Van Ness felt a gladness and wonder as he drove past the small isolated towns ... a certain interest, a yearning, because he sense they were places a person could disappear into. They felt like little naps you might never wake up from--you might throw a tire and hike to a gas station and stumble unexpectedly onto the rest of your life, the people who would finally mean something to you, a woman, an immortal friend, a saving fellowship...
- Denis Johnson Already Dead
A trip to Thomas, West Virginia, is as much a journey as it is a destination. To get there requires a drive along meandering country roads nestled in the Appalachia past beautiful vistas and the quiet woosh of wind farms. But just because the journey is a beautiful one doesn't mean the destination is any less appealing.
The town is small, barely fifty people I'd wager. I spent one night there and saw the same locals working at the one bar as I did working at the one breakfast place. The epicenter of Thomas is the Purple Fiddle, a mecca in the folk music world where aspiring (and established) musicians go to cut their teeth or reacquaint themselves with their roots.
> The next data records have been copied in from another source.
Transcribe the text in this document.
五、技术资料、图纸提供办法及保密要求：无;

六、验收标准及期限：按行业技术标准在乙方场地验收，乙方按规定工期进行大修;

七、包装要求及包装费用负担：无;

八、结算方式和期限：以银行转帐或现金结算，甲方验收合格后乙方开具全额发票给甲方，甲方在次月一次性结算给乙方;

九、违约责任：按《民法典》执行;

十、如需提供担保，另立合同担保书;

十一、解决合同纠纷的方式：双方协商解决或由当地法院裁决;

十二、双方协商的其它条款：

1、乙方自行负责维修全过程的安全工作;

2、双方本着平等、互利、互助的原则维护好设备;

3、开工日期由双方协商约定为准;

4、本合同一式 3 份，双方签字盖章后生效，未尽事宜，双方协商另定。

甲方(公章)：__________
The beer at the Purple Fiddle is brewed up the street at the local microbrew, and the staff that works at the bar (and the breakfast place, the Flying Pig) also run the art gallery down the street and the hostel next door where you can hang out after hours with any of the bands that happen to play the night you're there.
When my friend and I moseyed into the town we found the Purple Fiddle's owner rearranging chairs for a benefit concert put on by some adoring and willing bands. The Purple Fiddle has had some bad luck in the past year ("Never buy a 100 year old building," the owner John advised), and bands and locals had poured in to keep the 9 year old institution afloat.
The Spring Standards played, I drank with new friends and passed away a night thinking this was the sort of place I could disappear into, if only for a night.